Um estudo divulgado pela ICC Brasil durante a São Paulo Climate Week projeta que o Brasil poderá gerar entre US$ 100 bilhões e US$ 140 bilhões por ano até 2032 com o avanço da chamada bioeconomia do conhecimento. A estimativa parte da combinação entre biodiversidade única, ciência consolidada e cadeias produtivas robustas, elementos que podem colocar o país no centro da inovação sustentável.
Pontos Principais:
A pesquisa foi construída ao longo de quatro meses, com mais de 100 participantes e 57 entrevistas, e reforça o papel estratégico do Brasil em áreas como alimentos, saúde, cosméticos, materiais biodegradáveis e agronegócio regenerativo. O potencial, segundo os dados, não é apenas econômico: trata-se de uma mudança estrutural capaz de alinhar desenvolvimento e sustentabilidade.
No setor de alimentos, a indústria nacional se apoia tanto na exportação de larga escala quanto na diversidade de espécies endêmicas de valor nutricional. Esse segmento, sozinho, pode render de US$ 40 bilhões a US$ 50 bilhões por ano. A aposta em materiais biodegradáveis e circulares projeta entre US$ 20 bilhões e US$ 30 bilhões, enquanto o agronegócio regenerativo pode alcançar US$ 18 bilhões a US$ 25 bilhões.
As oportunidades se estendem ainda ao campo da saúde, que pode gerar US$ 12 bilhões a US$ 20 bilhões anuais com bioativos, e ao setor de cosméticos sustentáveis, estimado em US$ 8 bilhões a US$ 12 bilhões. Apesar desses números expressivos, os autores do estudo alertam para o risco de perda de competitividade se não houver investimento consistente em pesquisa e inovação.
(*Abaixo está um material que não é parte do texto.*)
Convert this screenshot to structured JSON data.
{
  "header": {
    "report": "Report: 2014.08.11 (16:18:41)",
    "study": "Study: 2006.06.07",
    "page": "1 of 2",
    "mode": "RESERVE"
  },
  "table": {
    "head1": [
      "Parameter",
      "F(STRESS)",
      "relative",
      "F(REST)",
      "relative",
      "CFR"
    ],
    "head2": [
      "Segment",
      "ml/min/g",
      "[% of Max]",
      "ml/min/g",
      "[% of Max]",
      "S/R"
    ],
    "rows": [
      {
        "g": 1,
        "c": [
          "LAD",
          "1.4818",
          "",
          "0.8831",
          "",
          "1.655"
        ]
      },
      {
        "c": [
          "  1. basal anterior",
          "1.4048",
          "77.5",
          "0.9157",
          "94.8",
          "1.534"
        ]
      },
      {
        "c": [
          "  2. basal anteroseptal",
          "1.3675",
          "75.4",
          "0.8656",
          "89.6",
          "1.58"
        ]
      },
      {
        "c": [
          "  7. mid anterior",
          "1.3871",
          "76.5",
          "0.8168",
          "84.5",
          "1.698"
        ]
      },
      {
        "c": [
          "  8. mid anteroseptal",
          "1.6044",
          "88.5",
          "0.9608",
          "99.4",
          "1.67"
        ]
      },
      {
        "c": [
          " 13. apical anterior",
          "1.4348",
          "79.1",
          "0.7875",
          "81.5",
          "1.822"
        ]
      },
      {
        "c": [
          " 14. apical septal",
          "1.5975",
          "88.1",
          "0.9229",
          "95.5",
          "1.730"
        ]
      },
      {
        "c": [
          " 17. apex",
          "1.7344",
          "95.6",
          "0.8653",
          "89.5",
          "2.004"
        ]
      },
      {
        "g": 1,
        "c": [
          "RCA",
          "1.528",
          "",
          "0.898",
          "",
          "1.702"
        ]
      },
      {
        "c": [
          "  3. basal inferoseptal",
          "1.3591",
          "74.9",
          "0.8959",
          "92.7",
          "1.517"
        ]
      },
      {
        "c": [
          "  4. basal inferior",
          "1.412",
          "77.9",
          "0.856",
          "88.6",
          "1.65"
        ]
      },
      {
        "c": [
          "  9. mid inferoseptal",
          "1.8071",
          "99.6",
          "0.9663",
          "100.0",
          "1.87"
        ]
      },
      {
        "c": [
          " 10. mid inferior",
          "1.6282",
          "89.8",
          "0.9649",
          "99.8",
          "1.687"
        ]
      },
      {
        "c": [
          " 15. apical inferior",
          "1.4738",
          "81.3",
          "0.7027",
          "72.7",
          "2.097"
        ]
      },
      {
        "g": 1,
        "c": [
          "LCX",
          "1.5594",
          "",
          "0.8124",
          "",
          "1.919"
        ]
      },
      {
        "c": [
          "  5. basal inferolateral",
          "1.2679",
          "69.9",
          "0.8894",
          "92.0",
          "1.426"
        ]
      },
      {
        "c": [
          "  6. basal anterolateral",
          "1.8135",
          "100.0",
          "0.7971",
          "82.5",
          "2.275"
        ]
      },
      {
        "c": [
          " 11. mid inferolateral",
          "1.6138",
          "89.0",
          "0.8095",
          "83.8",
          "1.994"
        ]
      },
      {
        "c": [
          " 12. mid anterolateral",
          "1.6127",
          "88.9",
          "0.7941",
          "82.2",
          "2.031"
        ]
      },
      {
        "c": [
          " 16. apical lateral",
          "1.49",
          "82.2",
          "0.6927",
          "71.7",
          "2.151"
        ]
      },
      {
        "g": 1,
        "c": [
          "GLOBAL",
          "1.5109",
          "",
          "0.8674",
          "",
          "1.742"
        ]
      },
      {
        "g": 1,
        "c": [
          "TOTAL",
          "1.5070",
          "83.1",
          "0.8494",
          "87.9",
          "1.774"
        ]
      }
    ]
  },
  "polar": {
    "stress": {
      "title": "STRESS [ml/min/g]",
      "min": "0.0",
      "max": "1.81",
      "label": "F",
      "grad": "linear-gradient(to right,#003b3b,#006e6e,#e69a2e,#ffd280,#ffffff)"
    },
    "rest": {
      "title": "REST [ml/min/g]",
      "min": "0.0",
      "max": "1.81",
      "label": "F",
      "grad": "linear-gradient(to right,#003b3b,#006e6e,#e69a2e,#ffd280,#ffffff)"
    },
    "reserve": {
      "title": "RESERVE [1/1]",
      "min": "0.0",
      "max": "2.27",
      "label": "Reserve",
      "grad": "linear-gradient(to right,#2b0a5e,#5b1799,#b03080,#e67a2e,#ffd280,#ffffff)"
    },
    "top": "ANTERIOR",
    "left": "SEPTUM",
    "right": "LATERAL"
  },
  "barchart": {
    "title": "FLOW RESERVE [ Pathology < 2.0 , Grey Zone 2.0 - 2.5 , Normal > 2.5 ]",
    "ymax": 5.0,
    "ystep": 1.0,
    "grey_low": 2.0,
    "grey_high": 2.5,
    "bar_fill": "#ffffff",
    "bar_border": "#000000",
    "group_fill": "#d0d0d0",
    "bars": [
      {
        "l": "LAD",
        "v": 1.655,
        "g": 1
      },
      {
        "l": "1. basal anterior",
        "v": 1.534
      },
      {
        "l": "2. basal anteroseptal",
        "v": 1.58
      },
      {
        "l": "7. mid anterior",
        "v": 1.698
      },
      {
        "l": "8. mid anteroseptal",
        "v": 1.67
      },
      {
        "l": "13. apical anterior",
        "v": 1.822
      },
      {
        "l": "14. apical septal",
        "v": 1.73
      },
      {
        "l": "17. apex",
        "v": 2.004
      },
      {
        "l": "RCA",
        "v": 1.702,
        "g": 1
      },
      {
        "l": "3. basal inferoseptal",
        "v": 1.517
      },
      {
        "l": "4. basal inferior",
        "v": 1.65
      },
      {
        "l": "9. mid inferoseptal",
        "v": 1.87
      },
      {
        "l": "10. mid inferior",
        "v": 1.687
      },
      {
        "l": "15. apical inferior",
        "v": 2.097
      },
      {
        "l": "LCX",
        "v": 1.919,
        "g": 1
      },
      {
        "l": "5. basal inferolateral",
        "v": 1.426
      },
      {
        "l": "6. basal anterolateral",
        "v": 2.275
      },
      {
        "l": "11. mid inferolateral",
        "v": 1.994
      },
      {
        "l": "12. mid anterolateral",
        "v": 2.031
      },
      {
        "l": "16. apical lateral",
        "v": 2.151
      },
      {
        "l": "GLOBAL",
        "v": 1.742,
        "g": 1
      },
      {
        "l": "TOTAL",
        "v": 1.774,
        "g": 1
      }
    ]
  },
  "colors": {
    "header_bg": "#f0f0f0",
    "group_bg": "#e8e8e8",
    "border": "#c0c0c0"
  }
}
O diagnóstico mostra que menos de 10% da flora brasileira foi mapeada geneticamente e menos de 1% dos microrganismos têm seu potencial biossintético explorado. Além disso, o país ocupa apenas a 86ª posição em eficiência de inovação, ainda que figure entre os 15 que mais produzem ciência no mundo. Para mudar esse cenário, seriam necessários US$ 15,7 bilhões em investimentos públicos e privados na próxima década.
Outro entrave está na concentração de recursos. Entre 2021 e 2023, 74% dos investimentos em bioeconomia foram direcionados a bioenergia e florestas plantadas, enquanto a Amazônia Legal recebeu apenas 12% do crédito rural destinado a produtos da biodiversidade. O Sul concentrou 30% dos recursos, revelando desigualdade regional e setorial.
O estudo também aponta falhas no sistema SisGen, responsável por registrar o uso de patrimônio genético e conhecimento tradicional. Quase metade dos cadastros não apresenta resultados, 37% não informam finalidade e 25% não registram o bioma de origem. Esses dados revelam obstáculos que dificultam a transição do laboratório para o mercado, conhecidos como “vales da morte” da inovação.
Para superá-los, foram propostas cinco frentes estratégicas: fortalecer a base científica, consolidar o ecossistema de inovação, criar condições favoráveis de mercado, aprimorar a regulação e adotar uma arquitetura financeira integrada. A ideia é unir crédito, subvenções, compras públicas e incentivos fiscais em um plano estruturado.
O Brasil lidera a biodiversidade mundial, com 57% das espécies endêmicas, além de deter 24% dos peixes de água doce, 17% das aves, 13% dos anfíbios, 12% das plantas e 11% das formigas do planeta. O estudo também destaca que apenas 30% dos registros da fauna e flora possuem informações completas, o que abre espaço para novas descobertas e aplicações.
Comunidades tradicionais, indígenas e quilombolas surgem como peças-chave nesse processo, por acumularem saberes empíricos sobre o uso sustentável da biodiversidade. Os especialistas defendem que a valorização desses conhecimentos é essencial para uma inovação que respeite a diversidade biocultural do país. A inclusão da sociedade civil, investidores e até a própria natureza como agente ativo da bioeconomia amplia a chamada “hélice da inovação”, indicando que o futuro sustentável brasileiro pode nascer justamente da combinação entre ciência e tradição.